Heritable tumor cell division rate heterogeneity induces clonal dominance

Tumors consist of a hierarchical population of cells that differ in their phenotype and genotype. This hierarchical organization of cells means that a few clones (i.e., cells and several generations of offspring) are abundant while most are rare, which is called clonal dominance. Such dominance also occurred in published in vitro iterated growth and passage experiments with tumor cells in which genetic barcodes were used for lineage tracing. A potential source for such heterogeneity is that dominant clones derive from cancer stem cells with an unlimited self-renewal capacity. Furthermore, ongoing evolution and selection within the growing population may also induce clonal dominance. To understand how clonal dominance developed in the iterated growth and passage experiments, we built a computational model that accurately simulates these experiments. The model simulations reproduced the clonal dominance that developed in in vitro iterated growth and passage experiments when the division rates vary between cells, due to a combination of initial variation and of ongoing mutational processes. In contrast, the experimental results can neither be reproduced with a model that considers random growth and passage, nor with a model based on cancer stem cells. Altogether, our model suggests that in vitro clonal dominance develops due to selection of fast-dividing clones.
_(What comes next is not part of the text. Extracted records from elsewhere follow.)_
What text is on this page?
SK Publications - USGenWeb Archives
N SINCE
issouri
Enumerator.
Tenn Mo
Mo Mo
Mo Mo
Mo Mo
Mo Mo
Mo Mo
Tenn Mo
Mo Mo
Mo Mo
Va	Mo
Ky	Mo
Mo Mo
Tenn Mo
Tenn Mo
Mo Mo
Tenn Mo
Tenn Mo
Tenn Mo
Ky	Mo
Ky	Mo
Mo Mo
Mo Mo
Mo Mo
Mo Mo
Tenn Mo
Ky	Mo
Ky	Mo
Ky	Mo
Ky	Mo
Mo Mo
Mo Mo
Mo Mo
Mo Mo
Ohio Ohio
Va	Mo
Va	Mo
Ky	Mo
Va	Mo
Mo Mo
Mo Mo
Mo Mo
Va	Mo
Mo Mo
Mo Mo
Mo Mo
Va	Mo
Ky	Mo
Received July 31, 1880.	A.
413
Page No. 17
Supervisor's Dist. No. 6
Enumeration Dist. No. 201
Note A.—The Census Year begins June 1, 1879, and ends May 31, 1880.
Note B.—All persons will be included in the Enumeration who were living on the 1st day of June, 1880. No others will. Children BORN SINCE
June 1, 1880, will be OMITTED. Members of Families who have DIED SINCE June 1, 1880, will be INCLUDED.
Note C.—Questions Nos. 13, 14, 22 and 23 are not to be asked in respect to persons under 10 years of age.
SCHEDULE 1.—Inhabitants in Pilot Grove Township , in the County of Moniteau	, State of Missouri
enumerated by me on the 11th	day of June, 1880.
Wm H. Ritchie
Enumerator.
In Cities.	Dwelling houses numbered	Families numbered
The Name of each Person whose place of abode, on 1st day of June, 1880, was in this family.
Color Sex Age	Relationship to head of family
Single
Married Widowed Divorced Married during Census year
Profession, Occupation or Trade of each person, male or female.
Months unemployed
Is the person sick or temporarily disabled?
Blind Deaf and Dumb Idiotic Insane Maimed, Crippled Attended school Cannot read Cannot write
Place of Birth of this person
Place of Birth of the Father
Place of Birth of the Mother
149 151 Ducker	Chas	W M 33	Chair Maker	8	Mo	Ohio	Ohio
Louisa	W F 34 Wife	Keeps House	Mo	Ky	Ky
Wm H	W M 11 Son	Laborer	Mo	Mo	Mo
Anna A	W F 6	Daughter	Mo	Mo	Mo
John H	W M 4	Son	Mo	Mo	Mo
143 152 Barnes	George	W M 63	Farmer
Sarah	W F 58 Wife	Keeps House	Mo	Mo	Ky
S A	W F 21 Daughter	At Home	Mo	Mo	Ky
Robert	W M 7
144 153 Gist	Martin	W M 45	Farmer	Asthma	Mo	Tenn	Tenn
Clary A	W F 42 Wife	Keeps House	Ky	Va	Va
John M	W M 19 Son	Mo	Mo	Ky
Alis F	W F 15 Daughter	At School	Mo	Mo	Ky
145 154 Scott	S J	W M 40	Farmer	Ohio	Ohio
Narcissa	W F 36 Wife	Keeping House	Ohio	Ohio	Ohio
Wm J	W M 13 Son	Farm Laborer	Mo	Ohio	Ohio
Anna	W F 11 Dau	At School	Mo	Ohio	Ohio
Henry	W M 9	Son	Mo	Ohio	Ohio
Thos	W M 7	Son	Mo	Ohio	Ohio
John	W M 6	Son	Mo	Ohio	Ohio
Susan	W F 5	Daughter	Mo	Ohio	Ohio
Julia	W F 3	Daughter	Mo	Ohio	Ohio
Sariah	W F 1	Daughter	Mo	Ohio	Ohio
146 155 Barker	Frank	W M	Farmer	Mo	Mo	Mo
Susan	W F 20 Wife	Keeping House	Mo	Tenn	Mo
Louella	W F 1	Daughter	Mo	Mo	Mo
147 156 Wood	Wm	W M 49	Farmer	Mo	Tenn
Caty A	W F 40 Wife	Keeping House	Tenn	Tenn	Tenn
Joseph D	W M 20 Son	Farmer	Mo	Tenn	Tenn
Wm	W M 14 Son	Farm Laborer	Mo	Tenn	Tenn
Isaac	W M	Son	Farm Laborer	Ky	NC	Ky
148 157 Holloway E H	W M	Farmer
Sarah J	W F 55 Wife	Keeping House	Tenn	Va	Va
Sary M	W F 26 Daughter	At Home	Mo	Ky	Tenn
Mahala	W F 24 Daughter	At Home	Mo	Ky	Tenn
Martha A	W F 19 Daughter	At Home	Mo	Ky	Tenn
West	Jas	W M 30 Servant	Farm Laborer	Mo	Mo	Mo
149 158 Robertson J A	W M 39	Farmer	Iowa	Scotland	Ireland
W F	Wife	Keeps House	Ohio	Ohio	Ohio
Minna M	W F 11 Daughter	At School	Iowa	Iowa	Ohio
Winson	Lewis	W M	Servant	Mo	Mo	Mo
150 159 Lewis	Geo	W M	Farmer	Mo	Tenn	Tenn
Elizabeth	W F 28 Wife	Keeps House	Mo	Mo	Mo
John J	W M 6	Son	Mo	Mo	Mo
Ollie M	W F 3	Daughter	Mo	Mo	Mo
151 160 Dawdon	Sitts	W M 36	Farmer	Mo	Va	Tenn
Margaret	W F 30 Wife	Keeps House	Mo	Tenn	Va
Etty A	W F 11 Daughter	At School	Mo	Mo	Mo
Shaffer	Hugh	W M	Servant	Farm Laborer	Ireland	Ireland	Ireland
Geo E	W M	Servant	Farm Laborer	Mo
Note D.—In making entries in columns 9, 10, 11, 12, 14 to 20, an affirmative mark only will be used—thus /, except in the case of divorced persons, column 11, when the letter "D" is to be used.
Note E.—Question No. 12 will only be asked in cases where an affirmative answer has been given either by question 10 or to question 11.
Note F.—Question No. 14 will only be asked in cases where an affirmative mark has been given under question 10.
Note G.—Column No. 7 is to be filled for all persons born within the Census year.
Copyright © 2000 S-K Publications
肿瘤是一类具有层级结构的细胞群体，不同细胞的表型与基因型均存在差异。这种细胞层级组织结构意味着，少数克隆（即单个细胞及其数代子代细胞）数量占优，而绝大多数克隆数量稀少，该现象被称为克隆优势（clonal dominance）。此类克隆优势现象也曾出现在已发表的肿瘤细胞体外连续传代培养实验中，该类实验通过遗传条形码（genetic barcodes）进行谱系追踪。造成这种细胞异质性的潜在原因之一是，占优克隆源自具备无限自我更新能力的癌症干细胞（cancer stem cells）。此外，增殖群体内部持续发生的进化与选择过程同样可能诱导克隆优势。为探明该类体外连续传代培养实验中克隆优势的形成机制，我们构建了可精准复现该类实验的计算模型。当细胞分裂速率存在差异时——该差异由初始细胞异质性与持续发生的突变过程共同导致——该模型的模拟结果可复现体外连续传代培养实验中出现的克隆优势。与之相反，仅考虑随机生长与传代过程的模型，或是基于癌症干细胞的模型，均无法复现该实验结果。综上，我们的模型表明，体外实验中的克隆优势源于快速增殖克隆的选择效应。